Tuesday, March 10, 2015

Eudora Welty on the Segregated South



The distinguished Southern writer Eudora Welty (1909 - 2001) also produced a significant body of work as a photographer for the Works Progress Administration in the 1930's. 

 

The Hunter Museum in Chattanooga, TN is opening a show of this work on March 20th, entitled Eudora Welty and the Segregated South, up through July 12th, 2015. 


Welty made this work, chiefly in Mississippi, in the early 1930's. She would say, later in life, that her work as a WPA photographer shaped the style of narration as well as the subject matter of her fiction. 


To my eye, Welty's images give us a richer and more nuanced view of the Depression-era South than than we get from the work of better-known WPA photographers like Walker Evans, Margaret Post Wolcott, and Dorothea Lange. 
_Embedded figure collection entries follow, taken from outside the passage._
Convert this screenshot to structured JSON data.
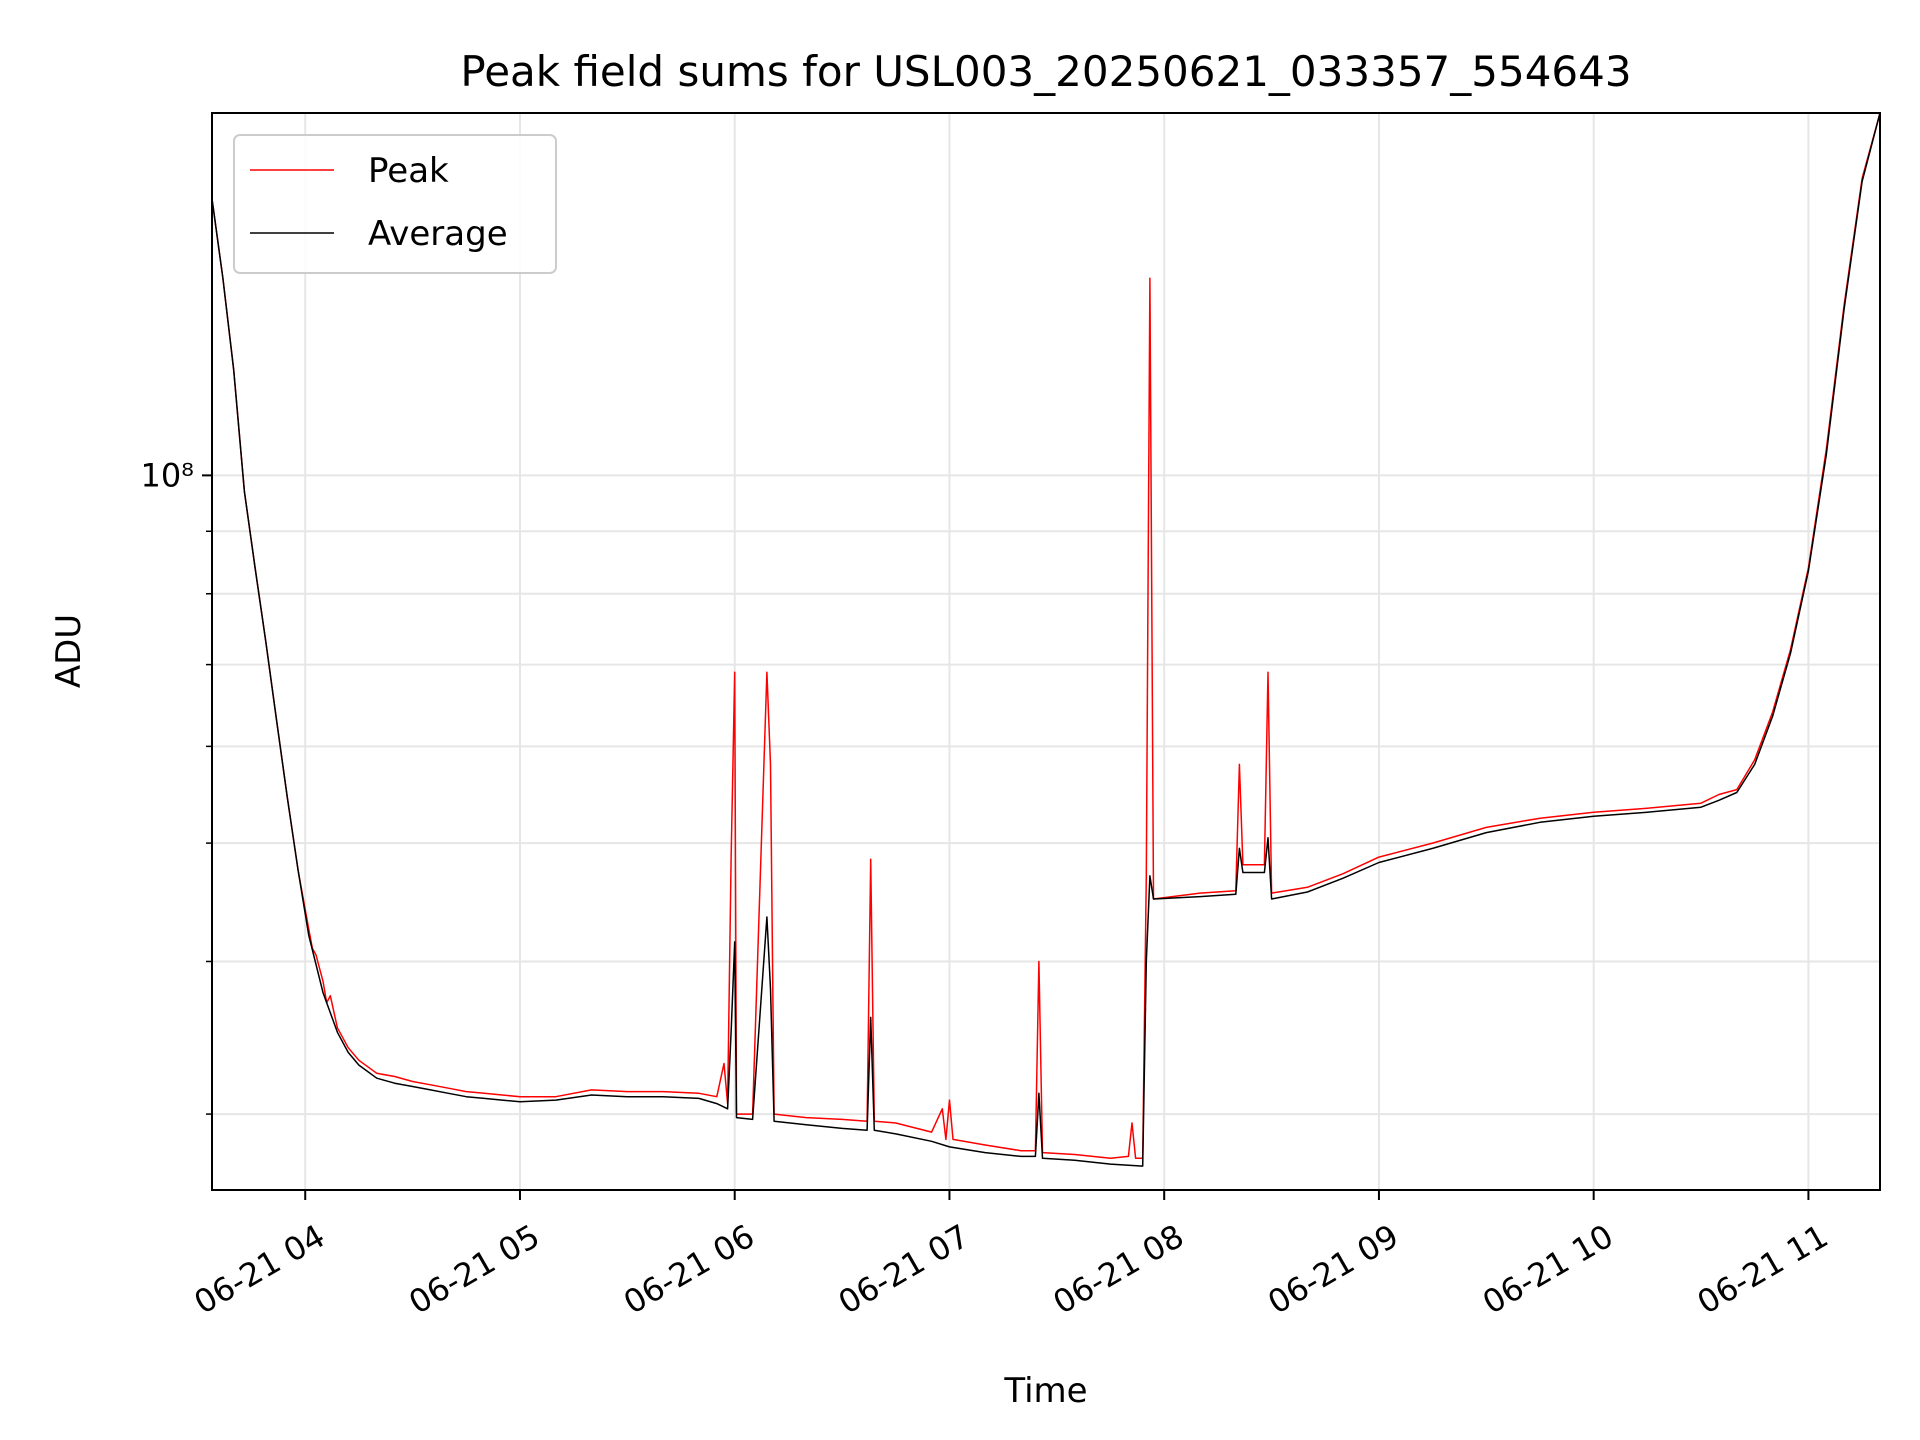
{
  "chart_data": {
    "type": "line",
    "title": "Peak field sums for USL003_20250621_033357_554643",
    "xlabel": "Time",
    "ylabel": "ADU",
    "y_scale": "log",
    "ylim": [
      26000000,
      198000000
    ],
    "y_tick_labels": [
      {
        "value": 100000000,
        "label": "10⁸"
      }
    ],
    "xlim": [
      "2025-06-21T03:33:57",
      "2025-06-21T11:20:00"
    ],
    "x_tick_labels": [
      {
        "value": "2025-06-21T04:00",
        "label": "06-21 04"
      },
      {
        "value": "2025-06-21T05:00",
        "label": "06-21 05"
      },
      {
        "value": "2025-06-21T06:00",
        "label": "06-21 06"
      },
      {
        "value": "2025-06-21T07:00",
        "label": "06-21 07"
      },
      {
        "value": "2025-06-21T08:00",
        "label": "06-21 08"
      },
      {
        "value": "2025-06-21T09:00",
        "label": "06-21 09"
      },
      {
        "value": "2025-06-21T10:00",
        "label": "06-21 10"
      },
      {
        "value": "2025-06-21T11:00",
        "label": "06-21 11"
      }
    ],
    "grid": true,
    "legend_position": "top-left",
    "series": [
      {
        "name": "Peak",
        "color": "#ff0000",
        "points": [
          [
            "2025-06-21T03:34",
            168000000
          ],
          [
            "2025-06-21T03:37",
            145000000
          ],
          [
            "2025-06-21T03:40",
            122000000
          ],
          [
            "2025-06-21T03:43",
            97000000
          ],
          [
            "2025-06-21T03:46",
            84000000
          ],
          [
            "2025-06-21T03:49",
            73000000
          ],
          [
            "2025-06-21T03:52",
            63000000
          ],
          [
            "2025-06-21T03:55",
            54500000
          ],
          [
            "2025-06-21T03:58",
            47500000
          ],
          [
            "2025-06-21T04:01",
            42500000
          ],
          [
            "2025-06-21T04:02",
            41000000
          ],
          [
            "2025-06-21T04:03",
            40500000
          ],
          [
            "2025-06-21T04:05",
            38500000
          ],
          [
            "2025-06-21T04:06",
            37000000
          ],
          [
            "2025-06-21T04:07",
            37500000
          ],
          [
            "2025-06-21T04:09",
            35300000
          ],
          [
            "2025-06-21T04:12",
            34000000
          ],
          [
            "2025-06-21T04:15",
            33200000
          ],
          [
            "2025-06-21T04:20",
            32400000
          ],
          [
            "2025-06-21T04:25",
            32200000
          ],
          [
            "2025-06-21T04:30",
            31900000
          ],
          [
            "2025-06-21T04:35",
            31700000
          ],
          [
            "2025-06-21T04:40",
            31500000
          ],
          [
            "2025-06-21T04:45",
            31300000
          ],
          [
            "2025-06-21T04:50",
            31200000
          ],
          [
            "2025-06-21T04:55",
            31100000
          ],
          [
            "2025-06-21T05:00",
            31000000
          ],
          [
            "2025-06-21T05:10",
            31000000
          ],
          [
            "2025-06-21T05:20",
            31400000
          ],
          [
            "2025-06-21T05:30",
            31300000
          ],
          [
            "2025-06-21T05:40",
            31300000
          ],
          [
            "2025-06-21T05:50",
            31200000
          ],
          [
            "2025-06-21T05:55",
            31000000
          ],
          [
            "2025-06-21T05:57",
            33000000
          ],
          [
            "2025-06-21T05:58",
            30600000
          ],
          [
            "2025-06-21T05:59",
            48500000
          ],
          [
            "2025-06-21T06:00",
            69000000
          ],
          [
            "2025-06-21T06:00:30",
            30000000
          ],
          [
            "2025-06-21T06:05",
            30000000
          ],
          [
            "2025-06-21T06:09",
            69000000
          ],
          [
            "2025-06-21T06:10",
            58000000
          ],
          [
            "2025-06-21T06:11",
            30000000
          ],
          [
            "2025-06-21T06:20",
            29800000
          ],
          [
            "2025-06-21T06:30",
            29700000
          ],
          [
            "2025-06-21T06:37",
            29600000
          ],
          [
            "2025-06-21T06:38",
            48500000
          ],
          [
            "2025-06-21T06:39",
            29600000
          ],
          [
            "2025-06-21T06:45",
            29500000
          ],
          [
            "2025-06-21T06:55",
            29000000
          ],
          [
            "2025-06-21T06:58",
            30300000
          ],
          [
            "2025-06-21T06:59",
            28600000
          ],
          [
            "2025-06-21T07:00",
            30800000
          ],
          [
            "2025-06-21T07:01",
            28600000
          ],
          [
            "2025-06-21T07:10",
            28300000
          ],
          [
            "2025-06-21T07:20",
            28000000
          ],
          [
            "2025-06-21T07:24",
            28000000
          ],
          [
            "2025-06-21T07:25",
            40000000
          ],
          [
            "2025-06-21T07:26",
            27900000
          ],
          [
            "2025-06-21T07:35",
            27800000
          ],
          [
            "2025-06-21T07:45",
            27600000
          ],
          [
            "2025-06-21T07:50",
            27700000
          ],
          [
            "2025-06-21T07:51",
            29500000
          ],
          [
            "2025-06-21T07:52",
            27600000
          ],
          [
            "2025-06-21T07:54",
            27600000
          ],
          [
            "2025-06-21T07:55",
            47000000
          ],
          [
            "2025-06-21T07:56",
            145000000
          ],
          [
            "2025-06-21T07:57",
            45000000
          ],
          [
            "2025-06-21T08:10",
            45500000
          ],
          [
            "2025-06-21T08:20",
            45700000
          ],
          [
            "2025-06-21T08:21",
            58000000
          ],
          [
            "2025-06-21T08:22",
            48000000
          ],
          [
            "2025-06-21T08:28",
            48000000
          ],
          [
            "2025-06-21T08:29",
            69000000
          ],
          [
            "2025-06-21T08:30",
            45500000
          ],
          [
            "2025-06-21T08:40",
            46000000
          ],
          [
            "2025-06-21T08:50",
            47200000
          ],
          [
            "2025-06-21T09:00",
            48700000
          ],
          [
            "2025-06-21T09:15",
            50000000
          ],
          [
            "2025-06-21T09:30",
            51500000
          ],
          [
            "2025-06-21T09:45",
            52400000
          ],
          [
            "2025-06-21T10:00",
            53000000
          ],
          [
            "2025-06-21T10:15",
            53400000
          ],
          [
            "2025-06-21T10:30",
            53900000
          ],
          [
            "2025-06-21T10:35",
            54800000
          ],
          [
            "2025-06-21T10:40",
            55300000
          ],
          [
            "2025-06-21T10:45",
            58500000
          ],
          [
            "2025-06-21T10:50",
            64000000
          ],
          [
            "2025-06-21T10:55",
            72000000
          ],
          [
            "2025-06-21T11:00",
            84000000
          ],
          [
            "2025-06-21T11:05",
            105000000
          ],
          [
            "2025-06-21T11:10",
            138000000
          ],
          [
            "2025-06-21T11:15",
            175000000
          ],
          [
            "2025-06-21T11:20",
            198000000
          ]
        ]
      },
      {
        "name": "Average",
        "color": "#000000",
        "points": [
          [
            "2025-06-21T03:34",
            168000000
          ],
          [
            "2025-06-21T03:37",
            145000000
          ],
          [
            "2025-06-21T03:40",
            122000000
          ],
          [
            "2025-06-21T03:43",
            97000000
          ],
          [
            "2025-06-21T03:46",
            84000000
          ],
          [
            "2025-06-21T03:49",
            73000000
          ],
          [
            "2025-06-21T03:52",
            63000000
          ],
          [
            "2025-06-21T03:55",
            54500000
          ],
          [
            "2025-06-21T03:58",
            47500000
          ],
          [
            "2025-06-21T04:01",
            42000000
          ],
          [
            "2025-06-21T04:05",
            37700000
          ],
          [
            "2025-06-21T04:09",
            35000000
          ],
          [
            "2025-06-21T04:12",
            33700000
          ],
          [
            "2025-06-21T04:15",
            32900000
          ],
          [
            "2025-06-21T04:20",
            32100000
          ],
          [
            "2025-06-21T04:25",
            31800000
          ],
          [
            "2025-06-21T04:30",
            31600000
          ],
          [
            "2025-06-21T04:35",
            31400000
          ],
          [
            "2025-06-21T04:40",
            31200000
          ],
          [
            "2025-06-21T04:45",
            31000000
          ],
          [
            "2025-06-21T04:50",
            30900000
          ],
          [
            "2025-06-21T04:55",
            30800000
          ],
          [
            "2025-06-21T05:00",
            30700000
          ],
          [
            "2025-06-21T05:10",
            30800000
          ],
          [
            "2025-06-21T05:20",
            31100000
          ],
          [
            "2025-06-21T05:30",
            31000000
          ],
          [
            "2025-06-21T05:40",
            31000000
          ],
          [
            "2025-06-21T05:50",
            30900000
          ],
          [
            "2025-06-21T05:55",
            30600000
          ],
          [
            "2025-06-21T05:58",
            30300000
          ],
          [
            "2025-06-21T05:59",
            35000000
          ],
          [
            "2025-06-21T06:00",
            41500000
          ],
          [
            "2025-06-21T06:00:30",
            29800000
          ],
          [
            "2025-06-21T06:05",
            29700000
          ],
          [
            "2025-06-21T06:09",
            43500000
          ],
          [
            "2025-06-21T06:10",
            38000000
          ],
          [
            "2025-06-21T06:11",
            29600000
          ],
          [
            "2025-06-21T06:20",
            29400000
          ],
          [
            "2025-06-21T06:30",
            29200000
          ],
          [
            "2025-06-21T06:37",
            29100000
          ],
          [
            "2025-06-21T06:38",
            36000000
          ],
          [
            "2025-06-21T06:39",
            29100000
          ],
          [
            "2025-06-21T06:45",
            28900000
          ],
          [
            "2025-06-21T06:55",
            28500000
          ],
          [
            "2025-06-21T07:00",
            28200000
          ],
          [
            "2025-06-21T07:10",
            27900000
          ],
          [
            "2025-06-21T07:20",
            27700000
          ],
          [
            "2025-06-21T07:24",
            27700000
          ],
          [
            "2025-06-21T07:25",
            31200000
          ],
          [
            "2025-06-21T07:26",
            27600000
          ],
          [
            "2025-06-21T07:35",
            27500000
          ],
          [
            "2025-06-21T07:45",
            27300000
          ],
          [
            "2025-06-21T07:54",
            27200000
          ],
          [
            "2025-06-21T07:55",
            40000000
          ],
          [
            "2025-06-21T07:56",
            47000000
          ],
          [
            "2025-06-21T07:57",
            45000000
          ],
          [
            "2025-06-21T08:10",
            45200000
          ],
          [
            "2025-06-21T08:20",
            45400000
          ],
          [
            "2025-06-21T08:21",
            49500000
          ],
          [
            "2025-06-21T08:22",
            47300000
          ],
          [
            "2025-06-21T08:28",
            47300000
          ],
          [
            "2025-06-21T08:29",
            50500000
          ],
          [
            "2025-06-21T08:30",
            45000000
          ],
          [
            "2025-06-21T08:40",
            45600000
          ],
          [
            "2025-06-21T08:50",
            46800000
          ],
          [
            "2025-06-21T09:00",
            48200000
          ],
          [
            "2025-06-21T09:15",
            49500000
          ],
          [
            "2025-06-21T09:30",
            51000000
          ],
          [
            "2025-06-21T09:45",
            52000000
          ],
          [
            "2025-06-21T10:00",
            52600000
          ],
          [
            "2025-06-21T10:15",
            53000000
          ],
          [
            "2025-06-21T10:30",
            53500000
          ],
          [
            "2025-06-21T10:35",
            54200000
          ],
          [
            "2025-06-21T10:40",
            55000000
          ],
          [
            "2025-06-21T10:45",
            58000000
          ],
          [
            "2025-06-21T10:50",
            63500000
          ],
          [
            "2025-06-21T10:55",
            71500000
          ],
          [
            "2025-06-21T11:00",
            83500000
          ],
          [
            "2025-06-21T11:05",
            104000000
          ],
          [
            "2025-06-21T11:10",
            137000000
          ],
          [
            "2025-06-21T11:15",
            174000000
          ],
          [
            "2025-06-21T11:20",
            198000000
          ]
        ]
      }
    ]
  }
}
That is to say, Welty shows us, unflinchingly, the realities of poverty, rural isolation, and racism in the segregated South, as do they. But, sometimes, one gets the sense that Evans and the others were so shocked by this dimension of Southern life that they had trouble seeing beyond it.
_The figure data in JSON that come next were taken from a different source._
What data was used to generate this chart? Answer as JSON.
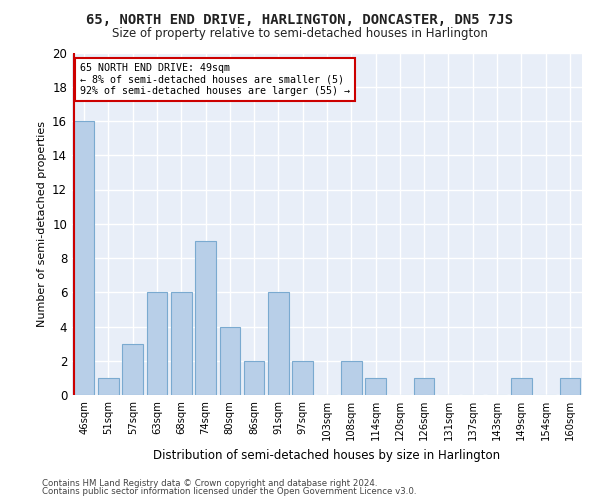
{
  "title": "65, NORTH END DRIVE, HARLINGTON, DONCASTER, DN5 7JS",
  "subtitle": "Size of property relative to semi-detached houses in Harlington",
  "xlabel": "Distribution of semi-detached houses by size in Harlington",
  "ylabel": "Number of semi-detached properties",
  "bar_labels": [
    "46sqm",
    "51sqm",
    "57sqm",
    "63sqm",
    "68sqm",
    "74sqm",
    "80sqm",
    "86sqm",
    "91sqm",
    "97sqm",
    "103sqm",
    "108sqm",
    "114sqm",
    "120sqm",
    "126sqm",
    "131sqm",
    "137sqm",
    "143sqm",
    "149sqm",
    "154sqm",
    "160sqm"
  ],
  "bar_values": [
    16,
    1,
    3,
    6,
    6,
    9,
    4,
    2,
    6,
    2,
    0,
    2,
    1,
    0,
    1,
    0,
    0,
    0,
    1,
    0,
    1
  ],
  "bar_color": "#b8cfe8",
  "bar_edge_color": "#7aaad0",
  "annotation_text_line1": "65 NORTH END DRIVE: 49sqm",
  "annotation_text_line2": "← 8% of semi-detached houses are smaller (5)",
  "annotation_text_line3": "92% of semi-detached houses are larger (55) →",
  "annotation_box_facecolor": "#ffffff",
  "annotation_box_edgecolor": "#cc0000",
  "red_line_color": "#cc0000",
  "ylim": [
    0,
    20
  ],
  "yticks": [
    0,
    2,
    4,
    6,
    8,
    10,
    12,
    14,
    16,
    18,
    20
  ],
  "background_color": "#e8eef8",
  "grid_color": "#ffffff",
  "footer_line1": "Contains HM Land Registry data © Crown copyright and database right 2024.",
  "footer_line2": "Contains public sector information licensed under the Open Government Licence v3.0."
}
Welty, on the other hand, more familiar with the realities of life in the American South, recognized and documented in her work events that to some extent at least enriched the lives of those whose days were spent laboring in the fields.


All of this makes Welty's work essential to the history of Southern photography and makes this show at the Hunter Museum well worth a trip to Chattanooga.